Thank you for the August 2004 cover story, “Keeping The Faith,” by Robert Keane. It is good to raise awareness about the value of faith-based investing, or what we call Biblically responsible investing.

My experience is that Christian clients are thankful to know about this issue–an issue most have never considered but immediately come to understand as a vital part of living out their faith. Unfortunately, many Christian financial consultants never make their clients aware that their “regular” mutual funds put clients in a position of indirect ownership in companies that support abortion, pornography, homosexuality, and other issues that run counter to Biblical teaching.

Fortunately, an increasing number of Christian advisors are coming to understand that how/if they discuss this issue with clients is not just a marketing decision, but rather a decision about allowing Christian principles to permeate every aspect of their practices. Many Christians who are prospective clients come to me because they know I am a Christian. If I fail to employ Christian principles at every stage of the financial plan–from goal-setting to implementation–I have given the client less than they should have expected and have lost the opportunity to see the temporal from an eternal perspective.

Dan Hardt, President

National Association of Christian Financial Consultants

Louisville, Kentucky

Defining Value

I just finished your August 2004 article, “The True Meaning of Value,” and am writing to offer kudos on this insightful and thought-provoking article.
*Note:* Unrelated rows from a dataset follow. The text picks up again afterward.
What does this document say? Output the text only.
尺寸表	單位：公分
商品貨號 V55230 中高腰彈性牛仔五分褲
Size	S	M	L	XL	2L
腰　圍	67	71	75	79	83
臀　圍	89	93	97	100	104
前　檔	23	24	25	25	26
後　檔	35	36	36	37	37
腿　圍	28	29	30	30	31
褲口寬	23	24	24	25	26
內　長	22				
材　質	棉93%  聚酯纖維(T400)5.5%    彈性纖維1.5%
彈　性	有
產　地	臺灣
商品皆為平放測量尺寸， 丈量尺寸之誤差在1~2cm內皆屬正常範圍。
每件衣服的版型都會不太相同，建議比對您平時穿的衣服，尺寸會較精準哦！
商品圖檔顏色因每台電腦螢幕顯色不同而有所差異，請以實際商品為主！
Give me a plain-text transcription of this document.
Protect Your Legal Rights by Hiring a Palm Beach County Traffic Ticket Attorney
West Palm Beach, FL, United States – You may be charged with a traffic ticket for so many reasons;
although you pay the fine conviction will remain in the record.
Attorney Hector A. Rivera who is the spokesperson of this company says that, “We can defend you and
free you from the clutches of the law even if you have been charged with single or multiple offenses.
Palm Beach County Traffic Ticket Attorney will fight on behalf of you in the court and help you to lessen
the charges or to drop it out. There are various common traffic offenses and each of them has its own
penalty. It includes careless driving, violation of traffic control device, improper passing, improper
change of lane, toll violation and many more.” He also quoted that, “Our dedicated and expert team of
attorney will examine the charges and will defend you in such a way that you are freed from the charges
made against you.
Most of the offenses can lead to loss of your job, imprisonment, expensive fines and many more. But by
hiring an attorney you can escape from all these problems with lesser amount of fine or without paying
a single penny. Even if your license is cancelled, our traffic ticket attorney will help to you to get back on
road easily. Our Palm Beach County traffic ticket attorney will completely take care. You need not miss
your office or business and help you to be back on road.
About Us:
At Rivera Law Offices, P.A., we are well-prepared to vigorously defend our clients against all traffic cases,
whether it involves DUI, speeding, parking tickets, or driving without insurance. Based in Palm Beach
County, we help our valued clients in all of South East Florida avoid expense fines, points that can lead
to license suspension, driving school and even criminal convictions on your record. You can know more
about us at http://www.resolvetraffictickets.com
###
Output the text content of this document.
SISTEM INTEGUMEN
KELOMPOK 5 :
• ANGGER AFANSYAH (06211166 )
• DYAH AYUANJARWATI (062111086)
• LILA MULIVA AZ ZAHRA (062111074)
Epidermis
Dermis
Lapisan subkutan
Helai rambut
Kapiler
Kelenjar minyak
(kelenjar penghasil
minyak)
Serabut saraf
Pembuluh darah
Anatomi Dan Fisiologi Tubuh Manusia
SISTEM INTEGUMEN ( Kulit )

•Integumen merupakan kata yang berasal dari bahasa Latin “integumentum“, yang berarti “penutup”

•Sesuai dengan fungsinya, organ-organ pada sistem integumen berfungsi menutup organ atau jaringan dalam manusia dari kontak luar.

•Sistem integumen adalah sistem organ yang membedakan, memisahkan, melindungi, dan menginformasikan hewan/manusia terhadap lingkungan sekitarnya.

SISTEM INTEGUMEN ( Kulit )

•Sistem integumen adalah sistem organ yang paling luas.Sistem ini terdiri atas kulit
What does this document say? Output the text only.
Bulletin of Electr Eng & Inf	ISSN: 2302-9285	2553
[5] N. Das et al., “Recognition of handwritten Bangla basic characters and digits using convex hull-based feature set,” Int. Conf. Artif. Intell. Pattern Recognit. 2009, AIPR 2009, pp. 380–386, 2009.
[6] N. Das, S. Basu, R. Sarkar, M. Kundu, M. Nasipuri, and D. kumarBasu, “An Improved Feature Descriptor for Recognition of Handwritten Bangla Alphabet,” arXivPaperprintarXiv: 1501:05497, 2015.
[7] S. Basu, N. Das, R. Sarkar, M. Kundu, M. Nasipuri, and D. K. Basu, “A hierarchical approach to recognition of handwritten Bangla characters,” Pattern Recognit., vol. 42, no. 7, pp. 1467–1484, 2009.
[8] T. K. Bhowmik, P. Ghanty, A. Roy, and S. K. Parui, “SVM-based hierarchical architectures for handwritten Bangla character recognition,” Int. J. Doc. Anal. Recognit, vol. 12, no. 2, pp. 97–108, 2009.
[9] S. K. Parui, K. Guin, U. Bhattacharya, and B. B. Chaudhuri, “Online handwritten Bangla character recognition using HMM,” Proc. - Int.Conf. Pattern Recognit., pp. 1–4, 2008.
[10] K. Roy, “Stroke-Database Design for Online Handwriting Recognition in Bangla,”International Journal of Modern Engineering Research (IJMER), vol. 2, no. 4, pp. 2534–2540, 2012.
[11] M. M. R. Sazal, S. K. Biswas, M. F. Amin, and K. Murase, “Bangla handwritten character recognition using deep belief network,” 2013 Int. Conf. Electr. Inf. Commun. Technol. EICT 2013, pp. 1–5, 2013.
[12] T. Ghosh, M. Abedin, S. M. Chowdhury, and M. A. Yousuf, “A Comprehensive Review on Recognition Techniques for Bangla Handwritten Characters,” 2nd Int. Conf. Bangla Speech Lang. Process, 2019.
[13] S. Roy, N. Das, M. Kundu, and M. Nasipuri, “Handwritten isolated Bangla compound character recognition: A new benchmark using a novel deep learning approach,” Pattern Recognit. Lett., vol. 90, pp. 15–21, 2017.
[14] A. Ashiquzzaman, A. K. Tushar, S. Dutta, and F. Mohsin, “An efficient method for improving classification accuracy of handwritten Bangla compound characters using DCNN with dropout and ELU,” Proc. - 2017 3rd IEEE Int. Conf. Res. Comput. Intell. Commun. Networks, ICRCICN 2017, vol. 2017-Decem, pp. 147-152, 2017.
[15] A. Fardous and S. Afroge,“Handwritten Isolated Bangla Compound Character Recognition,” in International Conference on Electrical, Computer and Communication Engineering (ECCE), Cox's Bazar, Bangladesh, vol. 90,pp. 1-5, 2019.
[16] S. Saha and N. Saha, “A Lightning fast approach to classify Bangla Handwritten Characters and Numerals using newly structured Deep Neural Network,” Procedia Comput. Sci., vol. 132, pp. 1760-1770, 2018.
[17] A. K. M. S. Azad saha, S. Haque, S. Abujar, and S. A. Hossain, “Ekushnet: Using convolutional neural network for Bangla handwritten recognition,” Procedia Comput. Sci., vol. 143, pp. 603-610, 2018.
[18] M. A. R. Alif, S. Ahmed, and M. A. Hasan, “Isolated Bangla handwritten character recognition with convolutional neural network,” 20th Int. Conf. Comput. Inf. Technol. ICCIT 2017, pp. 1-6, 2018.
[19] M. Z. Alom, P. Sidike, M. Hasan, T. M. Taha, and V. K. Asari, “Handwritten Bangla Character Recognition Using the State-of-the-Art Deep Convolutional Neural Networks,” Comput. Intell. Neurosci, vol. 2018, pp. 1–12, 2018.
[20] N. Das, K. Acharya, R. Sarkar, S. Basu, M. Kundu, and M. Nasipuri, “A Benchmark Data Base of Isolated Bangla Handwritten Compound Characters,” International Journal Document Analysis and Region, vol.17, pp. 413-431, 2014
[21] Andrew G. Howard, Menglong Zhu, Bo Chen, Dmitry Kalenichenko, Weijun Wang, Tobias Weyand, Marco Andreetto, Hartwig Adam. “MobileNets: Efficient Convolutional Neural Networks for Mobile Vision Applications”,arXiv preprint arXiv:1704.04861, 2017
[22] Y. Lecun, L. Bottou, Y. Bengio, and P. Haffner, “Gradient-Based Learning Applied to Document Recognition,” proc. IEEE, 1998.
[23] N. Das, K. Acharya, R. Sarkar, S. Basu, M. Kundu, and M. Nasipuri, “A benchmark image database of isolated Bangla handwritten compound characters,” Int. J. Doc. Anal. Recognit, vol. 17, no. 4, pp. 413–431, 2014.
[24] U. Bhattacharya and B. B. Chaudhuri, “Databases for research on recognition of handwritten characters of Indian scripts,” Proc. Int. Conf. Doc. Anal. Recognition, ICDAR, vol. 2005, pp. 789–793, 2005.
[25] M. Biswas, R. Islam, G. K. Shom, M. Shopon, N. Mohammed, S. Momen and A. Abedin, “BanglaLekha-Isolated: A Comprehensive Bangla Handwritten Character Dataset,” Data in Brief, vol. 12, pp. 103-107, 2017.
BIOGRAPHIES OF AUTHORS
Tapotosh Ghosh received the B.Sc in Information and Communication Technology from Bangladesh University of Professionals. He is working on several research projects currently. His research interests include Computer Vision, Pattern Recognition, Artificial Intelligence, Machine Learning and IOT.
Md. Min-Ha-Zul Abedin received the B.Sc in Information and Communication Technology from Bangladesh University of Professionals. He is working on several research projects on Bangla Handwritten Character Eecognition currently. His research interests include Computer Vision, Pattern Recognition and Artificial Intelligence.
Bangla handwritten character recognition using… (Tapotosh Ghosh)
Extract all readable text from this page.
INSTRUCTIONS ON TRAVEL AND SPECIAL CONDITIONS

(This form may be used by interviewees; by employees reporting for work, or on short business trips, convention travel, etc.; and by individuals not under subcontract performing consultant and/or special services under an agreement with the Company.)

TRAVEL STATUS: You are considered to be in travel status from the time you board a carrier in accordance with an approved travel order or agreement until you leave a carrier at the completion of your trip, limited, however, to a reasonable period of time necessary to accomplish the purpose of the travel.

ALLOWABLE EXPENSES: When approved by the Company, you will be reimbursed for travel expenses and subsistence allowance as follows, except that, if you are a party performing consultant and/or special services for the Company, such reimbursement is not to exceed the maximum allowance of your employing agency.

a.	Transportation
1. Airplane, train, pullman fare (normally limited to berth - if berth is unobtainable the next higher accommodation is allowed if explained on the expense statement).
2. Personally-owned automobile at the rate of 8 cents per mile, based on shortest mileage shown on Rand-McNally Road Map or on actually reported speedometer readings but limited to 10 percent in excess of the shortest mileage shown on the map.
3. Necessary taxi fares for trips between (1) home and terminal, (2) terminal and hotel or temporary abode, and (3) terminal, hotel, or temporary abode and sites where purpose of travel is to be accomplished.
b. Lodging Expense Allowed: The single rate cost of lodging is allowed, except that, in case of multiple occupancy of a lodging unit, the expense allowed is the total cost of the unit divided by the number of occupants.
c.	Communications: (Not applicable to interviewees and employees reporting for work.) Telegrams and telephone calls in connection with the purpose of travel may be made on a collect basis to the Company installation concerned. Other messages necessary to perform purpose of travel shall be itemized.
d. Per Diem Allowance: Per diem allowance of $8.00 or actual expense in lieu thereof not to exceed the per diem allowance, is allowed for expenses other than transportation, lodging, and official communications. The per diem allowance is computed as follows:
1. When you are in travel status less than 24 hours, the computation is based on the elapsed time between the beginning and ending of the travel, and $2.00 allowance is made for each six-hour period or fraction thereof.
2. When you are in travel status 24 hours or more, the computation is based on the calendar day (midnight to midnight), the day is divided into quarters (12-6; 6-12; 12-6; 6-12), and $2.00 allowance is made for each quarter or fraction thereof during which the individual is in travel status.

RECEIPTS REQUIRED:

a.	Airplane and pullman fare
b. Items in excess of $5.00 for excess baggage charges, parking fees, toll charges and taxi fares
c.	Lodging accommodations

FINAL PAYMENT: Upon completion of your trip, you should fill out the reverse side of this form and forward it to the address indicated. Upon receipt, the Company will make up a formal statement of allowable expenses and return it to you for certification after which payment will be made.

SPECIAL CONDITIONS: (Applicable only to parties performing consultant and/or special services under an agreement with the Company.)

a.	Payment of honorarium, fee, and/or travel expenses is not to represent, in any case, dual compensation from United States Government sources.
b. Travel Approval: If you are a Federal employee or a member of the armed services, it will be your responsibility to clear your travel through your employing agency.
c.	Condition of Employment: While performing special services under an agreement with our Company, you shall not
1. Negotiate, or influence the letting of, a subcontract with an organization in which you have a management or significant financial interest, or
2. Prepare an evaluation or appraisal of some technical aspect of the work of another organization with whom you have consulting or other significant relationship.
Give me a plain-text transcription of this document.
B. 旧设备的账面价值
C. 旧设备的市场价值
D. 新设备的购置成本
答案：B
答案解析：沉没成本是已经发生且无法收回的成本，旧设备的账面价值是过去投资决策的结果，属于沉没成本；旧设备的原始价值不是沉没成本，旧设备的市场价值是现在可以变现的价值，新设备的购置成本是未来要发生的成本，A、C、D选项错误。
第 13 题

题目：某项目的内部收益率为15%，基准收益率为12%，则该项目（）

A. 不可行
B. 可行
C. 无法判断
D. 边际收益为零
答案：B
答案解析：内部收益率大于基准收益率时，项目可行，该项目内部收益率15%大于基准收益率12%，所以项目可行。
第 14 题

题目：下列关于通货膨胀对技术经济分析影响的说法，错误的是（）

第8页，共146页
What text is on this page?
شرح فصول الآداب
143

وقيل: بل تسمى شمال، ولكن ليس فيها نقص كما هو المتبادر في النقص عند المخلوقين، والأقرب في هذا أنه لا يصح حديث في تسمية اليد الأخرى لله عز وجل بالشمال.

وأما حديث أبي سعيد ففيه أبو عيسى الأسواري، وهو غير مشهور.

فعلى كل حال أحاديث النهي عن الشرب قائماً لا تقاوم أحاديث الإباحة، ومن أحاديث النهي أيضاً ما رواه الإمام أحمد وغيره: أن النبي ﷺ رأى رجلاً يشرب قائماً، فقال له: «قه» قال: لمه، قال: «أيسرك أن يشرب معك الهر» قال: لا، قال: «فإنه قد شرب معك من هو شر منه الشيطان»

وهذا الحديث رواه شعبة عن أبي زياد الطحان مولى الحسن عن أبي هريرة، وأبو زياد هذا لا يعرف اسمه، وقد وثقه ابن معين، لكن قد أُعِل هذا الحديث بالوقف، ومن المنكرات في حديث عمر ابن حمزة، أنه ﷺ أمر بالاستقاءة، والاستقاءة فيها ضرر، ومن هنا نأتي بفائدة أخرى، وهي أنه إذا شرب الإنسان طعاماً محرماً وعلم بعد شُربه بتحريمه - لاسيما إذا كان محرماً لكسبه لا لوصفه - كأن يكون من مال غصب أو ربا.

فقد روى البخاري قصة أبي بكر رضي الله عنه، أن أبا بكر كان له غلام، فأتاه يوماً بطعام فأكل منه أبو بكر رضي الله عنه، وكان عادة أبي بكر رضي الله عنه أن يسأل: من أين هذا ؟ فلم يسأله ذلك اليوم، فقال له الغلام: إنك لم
I am relatively new to the financial services business and have been struggling to find a way to differentiate myself. This article gives me a good point from which to start. Thank you.

Christopher Lewis

Legend Group

Rochester, New York

The Real World

Regarding “Is Indexing’s Time Over?” in your July issue: Everything Ms. Lisanti predicts may or may not happen, but this will have nothing to do with indexing’s time being over. She argues that active management will beat indexing because small-cap stocks will do well. If she is arguing that small-cap stocks will beat the S&P 500 index, then she is simply betting on one asset class over another. This has nothing to do with indexing. Odds are in her favor since the Fama-French model predicts a greater return for small-cap stocks in return for the greater risk assumed.

The more appropriate question would be: “Will actively managed small-cap stocks beat the appropriate index of small-cap stocks?” The Russell 2000 is only the appropriate index for the largest of the small-cap stocks.

This will be the decade of active management only if the laws of mathematics suddenly stop working: That is to say, when aggregate market performance minus costs is greater than actual returns. This cannot happen in the real world.

Allan S. Roth

Wealth Logic, LLC

Colorado Springs, Colorado

Another Source of Help

I thought Mark Tibergien’s article on staff compensation in the September edition (“Show Them the Money”) was very good. However, I did want to comment on one item. Tibergien wrote, “They need to add technology, people, and processes to become more productive and efficient.” While I agree with this, he left out the option of outsourcing some of the work. For most firms, there are at least some tasks that easily can be outsourced, such as payroll, bookkeeping, portfolio reporting, administrative work, computer support, etc. While outsourcing should not eliminate the need to grow a staff, it can be an efficient way to manage growth.

Jim Starcev

Etelligent Consulting

Overland Park, Kansas

Correction

In our August 2004 story on 529 plans, “Coming of Age,” we misspelled the name of Paul Fichera, of MFS Investment Management in Boston.